This alone dramatically reduces the deliberate troll potential of the ability. But it’s not zero. After a bit of practice in a game against bots, I was able to occasionally pull an ally into a pit on purpose, without dying myself, but it was clearly something I wasn’t meant to do. However, this only applies to pulling an ally into an environmental kill.
It’s impossible for the game to prevent Lifeweaver from, say, pulling an ally out of cover and directly into a Widowmaker’s line of fire. Or, like so many clumsy Mei, accidentally ruin a teammate’s ult by snatching them out of position. On that note, characters that can’t move during their ultimate, like Pharah, Bastion, and even Reaper, can be pulled during their ultimates. Which could go very well or very poorly.
The brief period of invulnerability Life Grip offers helps mitigate the potential harm, similarly limiting its troll potential, but it’s not a panacea.

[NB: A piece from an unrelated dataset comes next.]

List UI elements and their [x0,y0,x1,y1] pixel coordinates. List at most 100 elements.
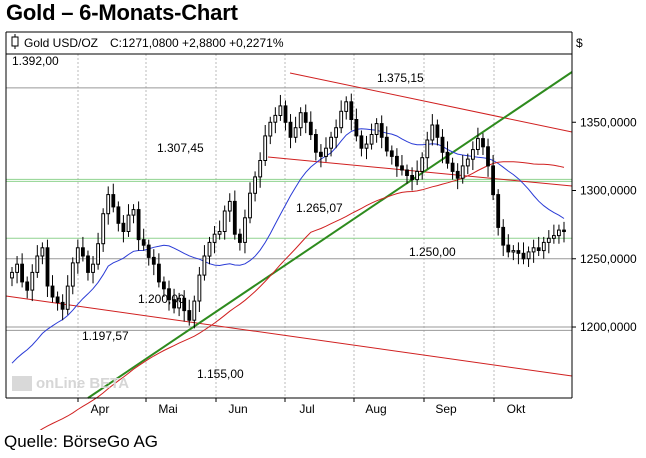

Anything a Lifeweaver could pull their ally away from is something he could pull them into. D.va’s bomb, Junkrat’s tire, Mei’s blizzard, Rein’s shatter, Zarya’s grav.
It’s not a question of whether your team’s Lifeweaver is going to get you killed. It’s a question of when and how often.

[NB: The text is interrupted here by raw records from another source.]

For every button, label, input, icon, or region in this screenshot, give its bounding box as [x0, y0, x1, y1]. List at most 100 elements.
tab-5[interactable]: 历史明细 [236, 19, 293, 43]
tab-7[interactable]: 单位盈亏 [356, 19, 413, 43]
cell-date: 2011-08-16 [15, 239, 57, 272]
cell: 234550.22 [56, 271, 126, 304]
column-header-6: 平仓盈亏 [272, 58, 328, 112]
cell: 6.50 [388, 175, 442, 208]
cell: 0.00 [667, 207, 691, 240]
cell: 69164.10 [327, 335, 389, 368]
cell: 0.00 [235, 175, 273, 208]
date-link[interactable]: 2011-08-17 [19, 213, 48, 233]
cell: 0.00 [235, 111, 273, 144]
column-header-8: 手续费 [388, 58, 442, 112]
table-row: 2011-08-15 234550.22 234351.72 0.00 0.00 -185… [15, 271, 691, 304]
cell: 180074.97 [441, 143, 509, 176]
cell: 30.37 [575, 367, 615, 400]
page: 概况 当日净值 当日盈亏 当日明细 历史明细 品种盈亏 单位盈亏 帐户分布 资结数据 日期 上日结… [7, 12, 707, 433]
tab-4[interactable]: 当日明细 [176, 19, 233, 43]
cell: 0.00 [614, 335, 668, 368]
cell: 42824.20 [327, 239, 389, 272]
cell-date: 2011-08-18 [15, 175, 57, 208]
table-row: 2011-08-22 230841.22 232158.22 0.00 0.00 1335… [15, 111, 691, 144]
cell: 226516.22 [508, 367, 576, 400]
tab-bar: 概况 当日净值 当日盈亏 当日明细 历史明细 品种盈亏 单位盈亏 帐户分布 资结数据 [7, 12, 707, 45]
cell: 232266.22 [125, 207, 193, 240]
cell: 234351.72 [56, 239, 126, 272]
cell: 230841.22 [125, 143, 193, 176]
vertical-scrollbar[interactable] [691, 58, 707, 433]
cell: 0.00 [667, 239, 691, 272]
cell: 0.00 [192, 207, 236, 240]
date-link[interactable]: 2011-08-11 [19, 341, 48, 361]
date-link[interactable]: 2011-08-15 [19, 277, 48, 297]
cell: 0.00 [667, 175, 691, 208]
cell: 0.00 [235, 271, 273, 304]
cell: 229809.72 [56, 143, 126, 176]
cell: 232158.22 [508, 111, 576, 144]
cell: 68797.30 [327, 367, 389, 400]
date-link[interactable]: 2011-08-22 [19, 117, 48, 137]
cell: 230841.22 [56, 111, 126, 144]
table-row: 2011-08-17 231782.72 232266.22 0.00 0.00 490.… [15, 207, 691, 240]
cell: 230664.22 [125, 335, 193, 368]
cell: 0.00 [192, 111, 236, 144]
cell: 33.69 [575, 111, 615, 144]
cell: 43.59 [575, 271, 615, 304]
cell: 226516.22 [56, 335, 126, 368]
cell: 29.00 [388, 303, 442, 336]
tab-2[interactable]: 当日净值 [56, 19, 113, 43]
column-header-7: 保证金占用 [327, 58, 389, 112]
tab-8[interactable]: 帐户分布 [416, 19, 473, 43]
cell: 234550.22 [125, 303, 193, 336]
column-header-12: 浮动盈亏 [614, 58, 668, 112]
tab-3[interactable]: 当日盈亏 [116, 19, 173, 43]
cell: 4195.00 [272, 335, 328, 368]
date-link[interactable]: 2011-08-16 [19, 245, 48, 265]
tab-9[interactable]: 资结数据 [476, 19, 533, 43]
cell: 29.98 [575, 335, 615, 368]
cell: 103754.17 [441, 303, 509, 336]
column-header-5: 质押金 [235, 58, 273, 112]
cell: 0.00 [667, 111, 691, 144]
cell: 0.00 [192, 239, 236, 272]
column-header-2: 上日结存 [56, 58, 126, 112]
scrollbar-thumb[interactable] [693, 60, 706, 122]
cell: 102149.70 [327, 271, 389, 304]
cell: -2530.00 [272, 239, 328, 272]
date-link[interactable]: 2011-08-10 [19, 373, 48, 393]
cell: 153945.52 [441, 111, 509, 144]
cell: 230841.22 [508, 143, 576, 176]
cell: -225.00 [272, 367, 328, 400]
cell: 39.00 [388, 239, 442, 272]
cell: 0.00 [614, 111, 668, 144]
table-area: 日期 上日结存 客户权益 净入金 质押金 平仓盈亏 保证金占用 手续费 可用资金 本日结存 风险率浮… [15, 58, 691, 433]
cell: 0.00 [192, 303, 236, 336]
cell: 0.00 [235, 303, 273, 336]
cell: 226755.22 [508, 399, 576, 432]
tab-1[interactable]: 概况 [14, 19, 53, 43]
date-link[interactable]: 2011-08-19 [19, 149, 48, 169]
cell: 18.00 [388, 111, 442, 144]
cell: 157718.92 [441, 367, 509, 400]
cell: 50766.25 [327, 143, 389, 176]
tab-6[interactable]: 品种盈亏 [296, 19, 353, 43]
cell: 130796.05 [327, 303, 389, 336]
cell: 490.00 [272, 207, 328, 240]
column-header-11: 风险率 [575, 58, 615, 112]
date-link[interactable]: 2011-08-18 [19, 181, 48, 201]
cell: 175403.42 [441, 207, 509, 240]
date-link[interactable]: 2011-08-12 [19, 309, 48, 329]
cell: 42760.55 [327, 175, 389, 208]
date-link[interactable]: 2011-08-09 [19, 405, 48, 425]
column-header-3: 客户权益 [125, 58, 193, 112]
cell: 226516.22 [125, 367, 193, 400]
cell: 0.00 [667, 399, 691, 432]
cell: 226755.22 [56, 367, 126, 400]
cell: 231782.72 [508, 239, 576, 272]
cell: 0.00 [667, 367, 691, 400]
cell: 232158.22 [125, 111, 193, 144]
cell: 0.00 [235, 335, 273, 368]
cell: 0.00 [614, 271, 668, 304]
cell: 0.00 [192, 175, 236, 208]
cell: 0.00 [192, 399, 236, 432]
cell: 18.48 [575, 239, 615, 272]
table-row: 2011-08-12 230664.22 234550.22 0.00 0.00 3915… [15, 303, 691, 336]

The Overwatch Hierarchy of Decisionmaking
Depending on your role in Overwatch 2, you might have very different reactions to the sentence above. If you’re a tank, like Tercius, there’s a possibility you haven’t stopped grumbling since first hearing about this. (Even after explaining to Tercius the safeguards in place to prevent Lifeweaver from dropping him into a hole, he still adamantly dislikes the new ability.)
On the other hand, if you’re a support main like me, you might finally feel a sense of balance for the first time in your Overwatch career. I have more hours with Mercy than any other character. (And to stave off the inevitable smears on my honor: Nerfing Guardian Angel was fine, you whiners.) And I’m well versed in the idea of another character’s decision getting you killed.

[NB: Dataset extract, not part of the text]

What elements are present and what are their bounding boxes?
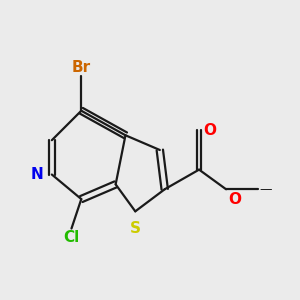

To understand the problem, we have to acknowledge an unspoken dynamic in Overwatch, which is that the roles are not created equal. There’s a soft hierarchy for who gets to decide when and how to engage in a team fight. Put simply, a tank can rush into a fight and a support can grudgingly follow, but it’s very difficult for a support to fall back from a fight they know is lost and convince the tank to disengage.
“Yeah, but that’s your choice,” Tercius told me, referring of course to my decision to save his Reinhardt-ass when he charges into a losing battle. “Life Grip isn’t my choice. It removes my agency.” (Tercius is actually a great Reinhardt and rarely does this, but I have to vent my frustration with Quickplay tanks somewhere.)